Let one of the size 6 sets (they must exist) WLOG be 123456. This set cannot be the only size 6 set, because either there would only be that set, and the empty and full sets, and 1 is in 2 out of the three sets, or there are other sets, of size at least 7, which mean that the average set size is at least 6.5. Either way, $\mathcal{A}$ is Frankl's if there is only one size 6 set.

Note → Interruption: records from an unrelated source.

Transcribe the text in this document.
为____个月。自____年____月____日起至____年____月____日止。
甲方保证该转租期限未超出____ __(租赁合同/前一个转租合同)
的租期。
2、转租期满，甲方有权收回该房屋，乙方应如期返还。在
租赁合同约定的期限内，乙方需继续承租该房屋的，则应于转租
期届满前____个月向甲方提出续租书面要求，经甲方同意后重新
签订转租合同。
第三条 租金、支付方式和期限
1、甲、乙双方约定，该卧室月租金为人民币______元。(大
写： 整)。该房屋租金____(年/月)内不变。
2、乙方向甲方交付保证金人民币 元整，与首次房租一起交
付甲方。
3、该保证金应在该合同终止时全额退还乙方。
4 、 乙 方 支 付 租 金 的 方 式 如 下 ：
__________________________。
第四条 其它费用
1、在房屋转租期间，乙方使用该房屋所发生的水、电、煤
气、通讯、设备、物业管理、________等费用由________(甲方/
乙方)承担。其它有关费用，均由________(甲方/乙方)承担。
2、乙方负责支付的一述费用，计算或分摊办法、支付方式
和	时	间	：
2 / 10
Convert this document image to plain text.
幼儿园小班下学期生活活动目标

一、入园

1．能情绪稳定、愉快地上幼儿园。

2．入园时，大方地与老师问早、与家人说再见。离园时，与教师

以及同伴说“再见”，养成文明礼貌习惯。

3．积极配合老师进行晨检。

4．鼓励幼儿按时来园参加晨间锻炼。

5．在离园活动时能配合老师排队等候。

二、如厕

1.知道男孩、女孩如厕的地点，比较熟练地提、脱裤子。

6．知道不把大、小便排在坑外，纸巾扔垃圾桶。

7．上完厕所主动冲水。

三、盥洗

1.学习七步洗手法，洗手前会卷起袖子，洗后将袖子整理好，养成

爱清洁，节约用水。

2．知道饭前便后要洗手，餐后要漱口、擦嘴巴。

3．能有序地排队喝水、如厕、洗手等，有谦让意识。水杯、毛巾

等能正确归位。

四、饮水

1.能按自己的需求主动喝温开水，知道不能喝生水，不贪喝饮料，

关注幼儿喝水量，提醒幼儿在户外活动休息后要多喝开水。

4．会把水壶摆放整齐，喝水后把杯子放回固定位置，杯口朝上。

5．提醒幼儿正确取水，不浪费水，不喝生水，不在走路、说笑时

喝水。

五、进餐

However, all other size 6 sets are balanced out by their union with 123456, and if there are sets that are distinct in at least three elements, then that balances out 123456 as well, as seen below:

1234ab, 1256ab, 3456ab: 123456ab (the left three all have size 6, and the right has size 8, so it averages out to size 6.5) 123456, 123abc, 145abc, 246abc, 356abc: 123456abc (the left five all have size 6, and the right has size 9, so it averages out to size 6.5) 123456, 12abcd, 34abcd, 56abcd: 123456abcd 123456, 1abcde, 2abcde,...: 123456abcde 123456, abcdef: 123456abcdef

Thus, the only size 6 sets are those that intersect 123456 at exactly four elements. However, if they cause other unions, then that balances out 123456 too. Therefore, they must all be subsets of the same 8 element set. If there are any other sets, they would also balance out 123456, so these are the only sets in $\mathcal{A}$. So the sets are the empty and full sets, 123456, 123478, 125678, 345678 (WLOG). But 1 is in 4 of the 6 sets, so $\mathcal{A}$ is still Frankl's.

Thus, assuming the previous lemmas), if m=13, then $\mathcal{A}$ is Frankl's.